For the other cases we need to define our own Error type, which will be a wrapper around the other types, providing a uniform interface to all of them:
#[derive(Debug)]
enum Error {
Write { url: String, e: IoErr },
Fetch { url: String, e: reqwest::Error },
}
type Result<T> = std::result::Result<T, Error>;
impl<S: AsRef<str>> From<(S, IoErr)> for Error {
fn from((url, e): (S, IoErr)) -> Self {
Error::Write {
url: url.as_ref().to_string(),
e,
}
}
}
impl<S: AsRef<str>> From<(S, reqwest::Error)> for Error {
fn from((url, e): (S, reqwest::Error)) -> Self {
Error::Fetch {
url: url.as_ref().to_string(),
e,
}
}
}
We have two kinds of errors in our crawler: IoErr
and reqwest::Error
. The first is returned when trying to write a file, the second when we try to fetch a URL. Besides the original error, we add some context, such as the URL or path that was accessed when we got the error. We provide implementation to convert from each library error to our own error type and we also define a Result helper type so that we don't always have to type out our Error type.
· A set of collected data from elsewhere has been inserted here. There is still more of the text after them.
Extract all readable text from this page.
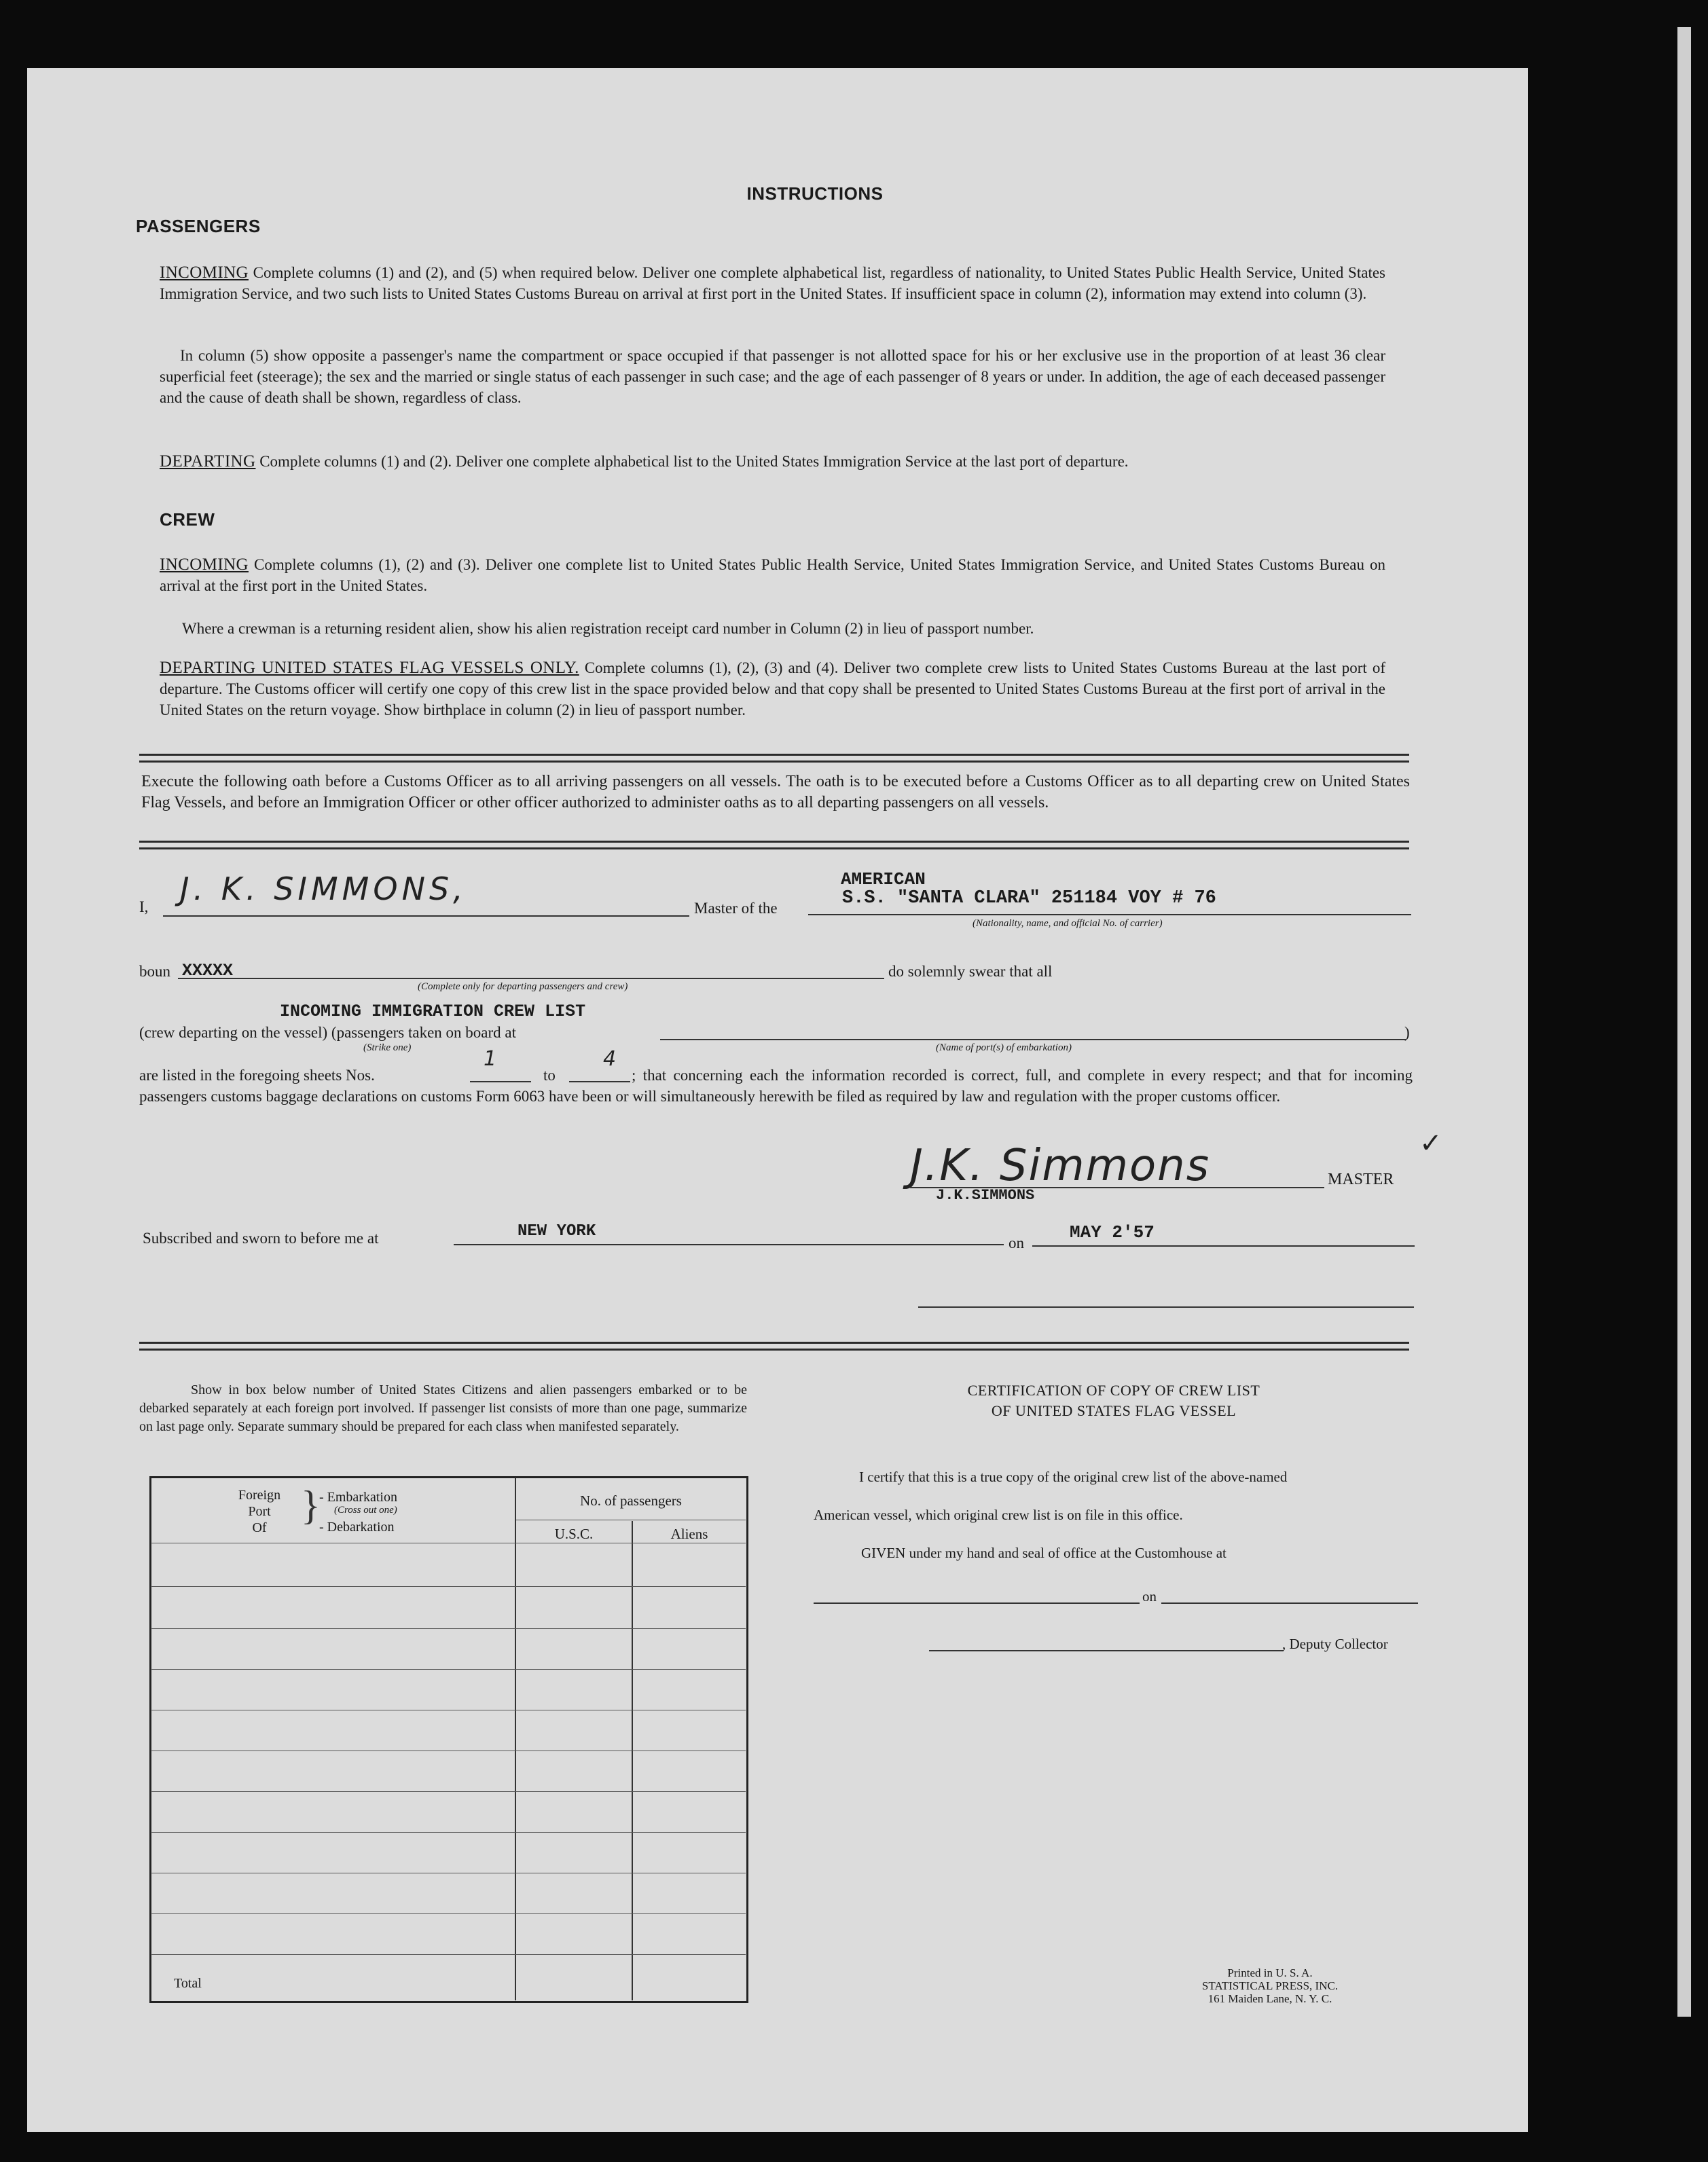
INSTRUCTIONS
PASSENGERS
INCOMING Complete columns (1) and (2), and (5) when required below. Deliver one complete alphabetical list, regardless of nationality, to United States Public Health Service, United States Immigration Service, and two such lists to United States Customs Bureau on arrival at first port in the United States. If insufficient space in column (2), information may extend into column (3).
In column (5) show opposite a passenger's name the compartment or space occupied if that passenger is not allotted space for his or her exclusive use in the proportion of at least 36 clear superficial feet (steerage); the sex and the married or single status of each passenger in such case; and the age of each passenger of 8 years or under. In addition, the age of each deceased passenger and the cause of death shall be shown, regardless of class.
DEPARTING Complete columns (1) and (2). Deliver one complete alphabetical list to the United States Immigration Service at the last port of departure.
CREW
INCOMING Complete columns (1), (2) and (3). Deliver one complete list to United States Public Health Service, United States Immigration Service, and United States Customs Bureau on arrival at the first port in the United States.
Where a crewman is a returning resident alien, show his alien registration receipt card number in Column (2) in lieu of passport number.
DEPARTING UNITED STATES FLAG VESSELS ONLY. Complete columns (1), (2), (3) and (4). Deliver two complete crew lists to United States Customs Bureau at the last port of departure. The Customs officer will certify one copy of this crew list in the space provided below and that copy shall be presented to United States Customs Bureau at the first port of arrival in the United States on the return voyage. Show birthplace in column (2) in lieu of passport number.
Execute the following oath before a Customs Officer as to all arriving passengers on all vessels. The oath is to be executed before a Customs Officer as to all departing crew on United States Flag Vessels, and before an Immigration Officer or other officer authorized to administer oaths as to all departing passengers on all vessels.
I, J. K. SIMMONS,
Master of the
AMERICAN
S.S. "SANTA CLARA" 251184 VOY # 76
(Nationality, name, and official No. of carrier)
boun XXXXX
(Complete only for departing passengers and crew)
do solemnly swear that all
INCOMING IMMIGRATION CREW LIST
(crew departing on the vessel) (passengers taken on board at	)
(Strike one)	(Name of port(s) of embarkation)
are listed in the foregoing sheets Nos.
1
to
4
; that concerning each the information recorded is correct, full, and complete in every respect; and that for incoming passengers customs baggage declarations on customs Form 6063 have been or will simultaneously herewith be filed as required by law and regulation with the proper customs officer.
J.K. Simmons
J.K.SIMMONS
MASTER
✓
Subscribed and sworn to before me at	NEW YORK
on
MAY 2'57
Show in box below number of United States Citizens and alien passengers embarked or to be debarked separately at each foreign port involved. If passenger list consists of more than one page, summarize on last page only. Separate summary should be prepared for each class when manifested separately.
Foreign
Port
Of }
- Embarkation
(Cross out one)
- Debarkation
No. of passengers
U.S.C.	Aliens
Total
CERTIFICATION OF COPY OF CREW LIST
OF UNITED STATES FLAG VESSEL
I certify that this is a true copy of the original crew list of the above-named
American vessel, which original crew list is on file in this office.
GIVEN under my hand and seal of office at the Customhouse at
on
, Deputy Collector
Printed in U. S. A.
STATISTICAL PRESS, INC.
161 Maiden Lane, N. Y. C.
fn fetch_url(client: &reqwest::blocking::Client, url: &str) -> Result<String> {
let mut res = client.get(url).send().map_err(|e| (url, e))?;
println!("Status for {}: {}", url, res.status());
let mut body = String::new();
res.read_to_string(&mut body).map_err(|e| (url, e))?;
Ok(body)
}
fn write_file(path: &str, content: &str) -> Result<()> {
let dir = format!("static{}", path);
fs::create_dir_all(format!("static{}", path)).map_err(|e| (&dir, e))?;
let index = format!("static{}/index.html", path);
fs::write(&index, content).map_err(|e| (&index, e))?;
Ok(())
}
Our two functions that can produce errors now return a Result
type. All the operations that can return an error have a map_err
applied to the result, and we generate our own Error
from the existing error.
let (found_urls, errors): (Vec<Result<HashSet<String>>>, Vec<_>) = new_urls
.par_iter()
.map(|url| -> Result<HashSet<String>> {
let body = fetch_url(&client, url)?;
write_file(&url[origin_url.len() - 1..], &body)?;
let links = get_links_from_html(&body);
println!("Visited: {} found {} links", url, links.len());
Ok(links)
})
.partition(Result::is_ok);
Our main loop to download new URLs changes a bit. Our closure now returns either a set of URLs or an error. To separate the two kinds of results, we partition the iterator based on Result::is_ok
, resulting in the vectors, one with HashSet
s, one with Error
s, but both still wrapped in Result
s.
visited.extend(new_urls);
new_urls = found_urls
.into_par_iter()
.map(Result::unwrap)
.reduce(HashSet::new, |mut acc, x| {
acc.extend(x);
acc
})
.difference(&visited)
.map(|x| x.to_string())
.collect::<HashSet<String>>();
println!("New urls: {}", new_urls.len());
We handle each vector separately. For the success one we have to unwrap and the merge all the HashSet
s into one.
println!(
"Errors: {:#?}",
errors
.into_iter()
.map(Result::unwrap_err)
.collect::<Vec<Error>>()
)
For the Vec
containing the Error
s, we have to unwrap the errors and then we just print them out.
And with that we have a small and simple web crawler, which runs fairly fast and which handles most (all?) errors correctly. The final version of the code can be found here.
Special thanks to Cedric Hutchings and lights0123 who reviewed my code on Code Review.